After a conviction, the judge will usually reset the case for 30 to 60 days to allow for the preparation of a pre-sentence report (PSR). This is a report that’s prepared by U.S. Probation, which is a division of the court system. The report will lay out the history and characteristics of the defendant, the circumstances of the crime, and a preliminary or suggested guidelines calculation. The PSR is then provided to both the defense and the prosecution. Generally, the prosecution cooperates very closely with U.S. Probation in writing the initial report. Both sides will have an opportunity to object to any issues raised in the PSR. Objections that aren’t resolved by the probation department are then submitted to the judge. Approximately 30 to 90 days after conviction, the judge hears from both sides and pronounces the sentence.
Will I Be Released Pending Sentencing In A Federal Case Or Will I Remain In Custody?
Whether a person will be released or remain in custody after being convicted will depend on a variety of factors.

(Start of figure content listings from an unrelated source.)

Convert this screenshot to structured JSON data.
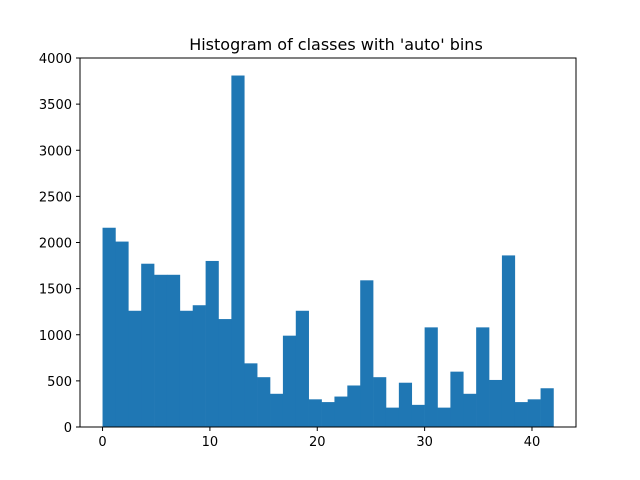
{
  "chart_data": {
    "type": "bar",
    "title": "Histogram of classes with 'auto' bins",
    "xlabel": "",
    "ylabel": "",
    "xlim": [
      -2.1,
      44.1
    ],
    "ylim": [
      0,
      4000
    ],
    "x_ticks": [
      0,
      10,
      20,
      30,
      40
    ],
    "y_ticks": [
      0,
      500,
      1000,
      1500,
      2000,
      2500,
      3000,
      3500,
      4000
    ],
    "grid": false,
    "bar_color": "#1f77b4",
    "bins": [
      {
        "start": 0.0,
        "end": 1.2,
        "count": 2160
      },
      {
        "start": 1.2,
        "end": 2.4,
        "count": 2010
      },
      {
        "start": 2.4,
        "end": 3.6,
        "count": 1260
      },
      {
        "start": 3.6,
        "end": 4.8,
        "count": 1770
      },
      {
        "start": 4.8,
        "end": 6.0,
        "count": 1650
      },
      {
        "start": 6.0,
        "end": 7.2,
        "count": 1650
      },
      {
        "start": 7.2,
        "end": 8.4,
        "count": 1260
      },
      {
        "start": 8.4,
        "end": 9.6,
        "count": 1320
      },
      {
        "start": 9.6,
        "end": 10.8,
        "count": 1800
      },
      {
        "start": 10.8,
        "end": 12.0,
        "count": 1170
      },
      {
        "start": 12.0,
        "end": 13.2,
        "count": 3810
      },
      {
        "start": 13.2,
        "end": 14.4,
        "count": 690
      },
      {
        "start": 14.4,
        "end": 15.6,
        "count": 540
      },
      {
        "start": 15.6,
        "end": 16.8,
        "count": 360
      },
      {
        "start": 16.8,
        "end": 18.0,
        "count": 990
      },
      {
        "start": 18.0,
        "end": 19.2,
        "count": 1260
      },
      {
        "start": 19.2,
        "end": 20.4,
        "count": 300
      },
      {
        "start": 20.4,
        "end": 21.6,
        "count": 270
      },
      {
        "start": 21.6,
        "end": 22.8,
        "count": 330
      },
      {
        "start": 22.8,
        "end": 24.0,
        "count": 450
      },
      {
        "start": 24.0,
        "end": 25.2,
        "count": 1590
      },
      {
        "start": 25.2,
        "end": 26.4,
        "count": 540
      },
      {
        "start": 26.4,
        "end": 27.6,
        "count": 210
      },
      {
        "start": 27.6,
        "end": 28.8,
        "count": 480
      },
      {
        "start": 28.8,
        "end": 30.0,
        "count": 240
      },
      {
        "start": 30.0,
        "end": 31.2,
        "count": 1080
      },
      {
        "start": 31.2,
        "end": 32.4,
        "count": 210
      },
      {
        "start": 32.4,
        "end": 33.6,
        "count": 600
      },
      {
        "start": 33.6,
        "end": 34.8,
        "count": 360
      },
      {
        "start": 34.8,
        "end": 36.0,
        "count": 1080
      },
      {
        "start": 36.0,
        "end": 37.2,
        "count": 510
      },
      {
        "start": 37.2,
        "end": 38.4,
        "count": 1860
      },
      {
        "start": 38.4,
        "end": 39.6,
        "count": 270
      },
      {
        "start": 39.6,
        "end": 40.8,
        "count": 300
      },
      {
        "start": 40.8,
        "end": 42.0,
        "count": 420
      }
    ]
  }
}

Before someone is found guilty or pleads guilty, there is a presumption in favor of that person remaining on bond. After a person has been found guilty or pleads guilty, the presumption shifts to the person being in jail. Practically, however, if someone pleads guilty and has been on bond, then the overwhelming likelihood is that they will be allowed to remain on bond pending sentencing.
What Is The Pre-Sentence Report In A Federal Criminal Case? How Does It Impact The Case?
The pre-sentence report (PSR) is prepared by U.S. Probation, which is a division of the court system that does not work for the prosecutors or for the defense. Instead, they work for the judge. The Probation Officer will meet and interview the defendant, review all the police reports, and write a report. The report will contain the history and characteristics of the defendant, the circumstances of the offense, and a suggested guidelines calculation. After the report has been prepared, both sides will have a chance to object to it, and the judge will resolve any disputed objections.